Les forces en présence (le
7 mars 2008)
La reconversion politique et économique du Havre, ville portuaire touchée
par la désindustrialisation, est sans doute la plus belle réussite
politique d'Antoine Rufenacht. Le directeur de campagne de Jacques
Chirac en 2002 restera dans les mémoires comme celui qui a conquis
le plus grand fief communiste de France en 1995. Largement réélu
en 2001 (46,10%), le maire UMP sortant est de nouveau annoncé vainqueur
en 2008. Car face à lui, la gauche peine encore à s'entendre,
malgré le bon résultat de Ségolène Royal en mai
2007 (50,31%). Le conseiller régional Laurent Logiou soutenu
par le PS, le MRC, le PRG et les Verts veut supplanter le député
Daniel Paul élu havrais depuis 1977, finaliste en 2001, et héritier
de la famille communiste de la ville. Socialistes et communistes souhaitent
une alliance, mais refusent tous les deux de cèder la tête de
liste. Et c'est sans compter la candidature d'Eric Donfu (DVG). Cet
ancien adjoint et chef de file du PS en 1995 devrait aussi participer à
la bataille avec son mouvement "Le Havre est à Vous" en mars.

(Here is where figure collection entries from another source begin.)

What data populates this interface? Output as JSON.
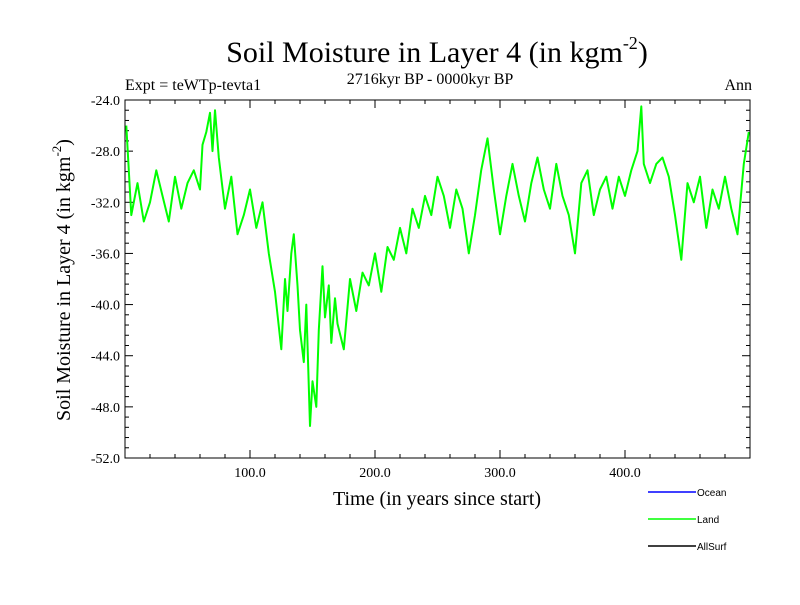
{
  "chart_data": {
    "type": "line",
    "title": "Soil Moisture in Layer 4 (in kgm",
    "title_superscript": "-2",
    "title_close": ")",
    "subtitle": "2716kyr BP - 0000kyr BP",
    "experiment": "Expt = teWTp-tevta1",
    "season": "Ann",
    "xlabel": "Time (in years since start)",
    "ylabel": "Soil Moisture in Layer 4 (in kgm",
    "ylabel_superscript": "-2",
    "ylabel_close": ")",
    "xlim": [
      0,
      500
    ],
    "ylim": [
      -52,
      -24
    ],
    "x_ticks": [
      100,
      200,
      300,
      400
    ],
    "x_tick_labels": [
      "100.0",
      "200.0",
      "300.0",
      "400.0"
    ],
    "y_ticks": [
      -24,
      -28,
      -32,
      -36,
      -40,
      -44,
      -48,
      -52
    ],
    "y_tick_labels": [
      "-24.0",
      "-28.0",
      "-32.0",
      "-36.0",
      "-40.0",
      "-44.0",
      "-48.0",
      "-52.0"
    ],
    "legend_position": "bottom-right",
    "series": [
      {
        "name": "Ocean",
        "color": "#0000ff",
        "x": [],
        "values": []
      },
      {
        "name": "Land",
        "color": "#00ff00",
        "x": [
          1,
          5,
          10,
          15,
          20,
          25,
          30,
          35,
          40,
          45,
          50,
          55,
          60,
          62,
          65,
          68,
          70,
          72,
          75,
          80,
          85,
          90,
          95,
          100,
          105,
          110,
          115,
          120,
          125,
          128,
          130,
          133,
          135,
          138,
          140,
          143,
          145,
          148,
          150,
          153,
          155,
          158,
          160,
          163,
          165,
          168,
          170,
          175,
          180,
          185,
          190,
          195,
          200,
          205,
          210,
          215,
          220,
          225,
          230,
          235,
          240,
          245,
          250,
          255,
          260,
          265,
          270,
          275,
          280,
          285,
          290,
          295,
          300,
          305,
          310,
          315,
          320,
          325,
          330,
          335,
          340,
          345,
          350,
          355,
          360,
          365,
          370,
          375,
          380,
          385,
          390,
          395,
          400,
          405,
          410,
          413,
          415,
          420,
          425,
          430,
          435,
          440,
          445,
          450,
          455,
          460,
          465,
          470,
          475,
          480,
          485,
          490,
          495,
          499
        ],
        "values": [
          -26.0,
          -33.0,
          -30.5,
          -33.5,
          -32.0,
          -29.5,
          -31.5,
          -33.5,
          -30.0,
          -32.5,
          -30.5,
          -29.5,
          -31.0,
          -27.5,
          -26.5,
          -25.0,
          -28.0,
          -24.8,
          -28.5,
          -32.5,
          -30.0,
          -34.5,
          -33.0,
          -31.0,
          -34.0,
          -32.0,
          -36.0,
          -39.0,
          -43.5,
          -38.0,
          -40.5,
          -36.0,
          -34.5,
          -38.5,
          -42.0,
          -44.5,
          -40.0,
          -49.5,
          -46.0,
          -48.0,
          -42.0,
          -37.0,
          -41.0,
          -38.5,
          -43.0,
          -39.5,
          -41.5,
          -43.5,
          -38.0,
          -40.5,
          -37.5,
          -38.5,
          -36.0,
          -39.0,
          -35.5,
          -36.5,
          -34.0,
          -36.0,
          -32.5,
          -34.0,
          -31.5,
          -33.0,
          -30.0,
          -31.5,
          -34.0,
          -31.0,
          -32.5,
          -36.0,
          -33.0,
          -29.5,
          -27.0,
          -31.0,
          -34.5,
          -31.5,
          -29.0,
          -31.5,
          -33.5,
          -30.5,
          -28.5,
          -31.0,
          -32.5,
          -29.0,
          -31.5,
          -33.0,
          -36.0,
          -30.5,
          -29.5,
          -33.0,
          -31.0,
          -30.0,
          -32.5,
          -30.0,
          -31.5,
          -29.5,
          -28.0,
          -24.5,
          -29.0,
          -30.5,
          -29.0,
          -28.5,
          -30.0,
          -33.0,
          -36.5,
          -30.5,
          -32.0,
          -30.0,
          -34.0,
          -31.0,
          -32.5,
          -30.0,
          -32.5,
          -34.5,
          -29.0,
          -26.5
        ]
      },
      {
        "name": "AllSurf",
        "color": "#000000",
        "x": [],
        "values": []
      }
    ]
  }
}
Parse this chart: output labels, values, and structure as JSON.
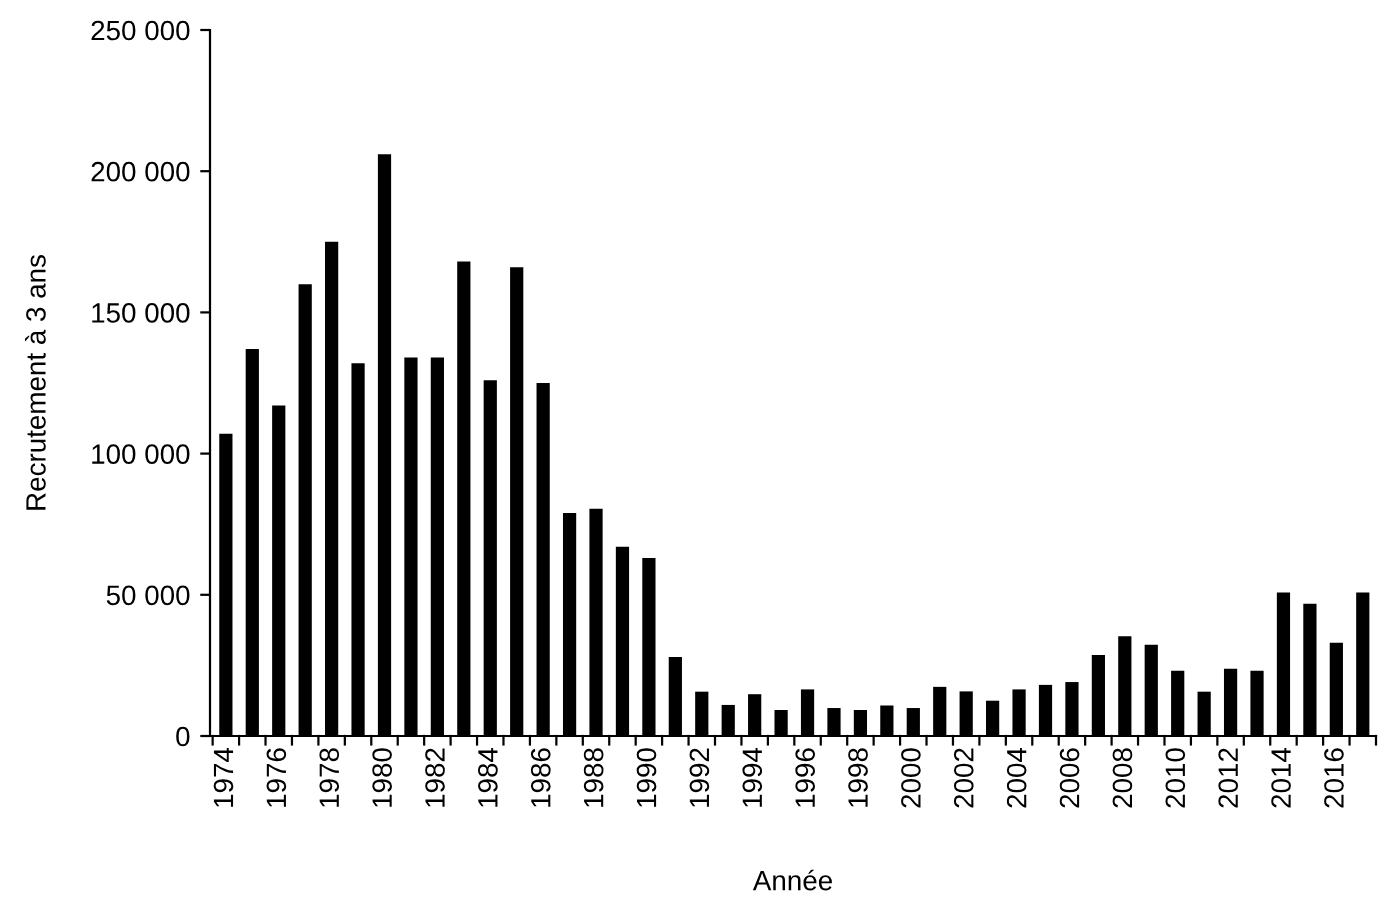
{
  "chart_data": {
    "type": "bar",
    "xlabel": "Année",
    "ylabel": "Recrutement à 3 ans",
    "categories": [
      "1974",
      null,
      "1976",
      null,
      "1978",
      null,
      "1980",
      null,
      "1982",
      null,
      "1984",
      null,
      "1986",
      null,
      "1988",
      null,
      "1990",
      null,
      "1992",
      null,
      "1994",
      null,
      "1996",
      null,
      "1998",
      null,
      "2000",
      null,
      "2002",
      null,
      "2004",
      null,
      "2006",
      null,
      "2008",
      null,
      "2010",
      null,
      "2012",
      null,
      "2014",
      null,
      "2016",
      null
    ],
    "values": [
      107000,
      137000,
      117000,
      160000,
      175000,
      132000,
      206000,
      134000,
      134000,
      168000,
      126000,
      166000,
      125000,
      79000,
      80500,
      67000,
      63000,
      28000,
      15700,
      11000,
      14800,
      9200,
      16500,
      9900,
      9200,
      10800,
      9900,
      17400,
      15800,
      12500,
      16500,
      18100,
      19100,
      28700,
      35300,
      32300,
      23100,
      15700,
      23800,
      23100,
      50800,
      46800,
      33000,
      50800
    ],
    "color": "#000000",
    "ylim": [
      0,
      250000
    ],
    "yticks": [
      0,
      {
        "value": 50000,
        "label": "50 000"
      },
      {
        "value": 100000,
        "label": "100 000"
      },
      {
        "value": 150000,
        "label": "150 000"
      },
      {
        "value": 200000,
        "label": "200 000"
      },
      {
        "value": 250000,
        "label": "250 000"
      }
    ],
    "grid": false,
    "legend": false
  }
}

En tout, ce sont donc trois candidats de gauche qui pourraient tenter de priver
Antoine Rufenacht d'un troisième mandat. A moins que la surprise vienne
d'ailleurs. Au Modem, Marc Migraine est pressenti pour être candidat.
Il est le principal instigateur du club Démocéane, créé
pour rassembler des personnalités de différentes familles politiques,
mais n'a pas encore décidé de présenter une liste. Beaucoup
de centristes sont d'ailleurs séduits par Eric Donfu qui affiche ostensiblement
son écharpe orange. Enfin, à l'extrême droite, FN et MNR
se sont alliés autour de la candidature de Philippe Fouché-Saillenfest.